War eigentlich jmd. auf der Eurobike und hast das Fury mal in Natura angefingert? Welchen Eindruck hat es denn vermittelt?

Hab im Netz dazu folgendes entdeckt und wollte fragen ob das sonst noch jmd. aufgefallen ist:



> when I saw this bike on eurobike I wasnt this impressed. the bike had already small cracks around the pivot of the rear swingarm. if this frame was this strong where were these cracks coming from? perhaps someone was pogoing around on the bike to much so it failed? but the best part of the story were the gt guys when asked about the cracks: "oh these are only cosmetic and structurally no problem at all." wtf is that? of course cracks are absolutely of no problem (even in aluminium frames) they are there to let the frame breathe fresh air or what? If its the philosophy of this manufacturer to tell storys like this I see no way to ever buy anything from this guys. the problem I see about carbon frames in general are two things: poor manufacturing (even the best frames get only to about half of the strength claimed in the literature) and and the main point is:
> carbon is about 2 times as strong as aluminium in the main direction but only half as strong if the forces are applied in a 90 degree angle to this "planned" direction. so whats the direction of forces on a downhill frame? as the influences are so different and so complex the material is loosing all the advantages on optimising into one direction. in my oppinion its better used in road and cc aplications where there is no sidwards landing, noseheavy landing, contact to rocks and trees and things like that.



Abgesehen davon haben die Kollegen von Downhill-Rangers noch schöne Fotos geschossen:
http://downhill-rangers.com/foto-alben/tag/Fury

Gibt es eigentlich auch irgendwelche News zur Preis- und Größengestaltung?

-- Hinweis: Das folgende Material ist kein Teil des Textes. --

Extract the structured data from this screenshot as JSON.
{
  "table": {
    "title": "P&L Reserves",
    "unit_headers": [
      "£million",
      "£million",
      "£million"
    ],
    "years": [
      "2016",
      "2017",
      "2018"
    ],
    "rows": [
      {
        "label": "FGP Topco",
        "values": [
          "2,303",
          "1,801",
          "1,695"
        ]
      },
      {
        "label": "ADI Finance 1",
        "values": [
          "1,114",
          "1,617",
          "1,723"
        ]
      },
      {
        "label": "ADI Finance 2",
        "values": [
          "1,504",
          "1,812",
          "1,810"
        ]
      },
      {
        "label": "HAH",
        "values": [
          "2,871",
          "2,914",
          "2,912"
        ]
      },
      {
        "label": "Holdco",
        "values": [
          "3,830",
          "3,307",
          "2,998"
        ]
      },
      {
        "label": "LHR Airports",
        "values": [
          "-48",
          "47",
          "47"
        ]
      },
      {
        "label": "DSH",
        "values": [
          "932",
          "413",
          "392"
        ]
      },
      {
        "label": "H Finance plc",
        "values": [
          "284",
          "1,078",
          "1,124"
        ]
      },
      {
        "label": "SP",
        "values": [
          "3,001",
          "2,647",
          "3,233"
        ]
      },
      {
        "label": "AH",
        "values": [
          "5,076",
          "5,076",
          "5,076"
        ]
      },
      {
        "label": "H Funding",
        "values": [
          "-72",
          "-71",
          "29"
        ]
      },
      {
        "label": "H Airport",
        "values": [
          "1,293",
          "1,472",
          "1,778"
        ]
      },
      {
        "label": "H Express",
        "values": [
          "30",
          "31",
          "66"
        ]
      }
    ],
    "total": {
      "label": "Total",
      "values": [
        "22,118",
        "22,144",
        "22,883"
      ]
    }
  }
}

Das Fury Pro gefällt mir doch ganz gut. Wird es den Rahmen auch einzeln geben?


----------



## joker78 (22. September 2008)

Und schon is der wieder Kaput


----------



## IT-one (24. September 2008)

he das bike find ich total schick sieht super aus auch passt einfach alles aber carbon hat als werkstoff gerade vom rahmen nicht viel im DH bereich zu suchen kaufst dir son rad für mehrere tausend euro und dann einmal bergab 30 kmh und du stürzt das ding fliegt aufn stein und super ganzer rahmen im arsch , find ich gut das sie das rausbringen aber nicht sinnvoll


----------



## Tiensy (24. September 2008)

IT-one schrieb:


> ...einmal bergab 30 kmh und du stürzt das ding fliegt aufn stein und super ganzer rahmen im arsch , find ich gut das sie das rausbringen aber nicht sinnvoll



Woher willst du das denn wissen?

Wäre doch irgendwo leichtsinnig die eigenen Team-Fahrer auf das Rad zu setzen und um den World Cup fahren zu lassen.


----------



## MTB-News.de




----------



## joker78 (24. September 2008)

Alles Abgerissen !!!
Bild Ist Bei Meinen Fotos Zu Sehen


----------



## Backfisch (24. September 2008)

joker78 schrieb:


> Alles Abgerissen !!!
> Bild Ist Bei Meinen Fotos Zu Sehen



Das ist das Alu-DHi von 2007


----------



## SpeedyR (24. September 2008)

joker78 schrieb:


> Alles Abgerissen !!!
> Bild Ist Bei Meinen Fotos Zu Sehen





Na? Endlich aufgewacht? Das Photo ist 3 Jahre alt.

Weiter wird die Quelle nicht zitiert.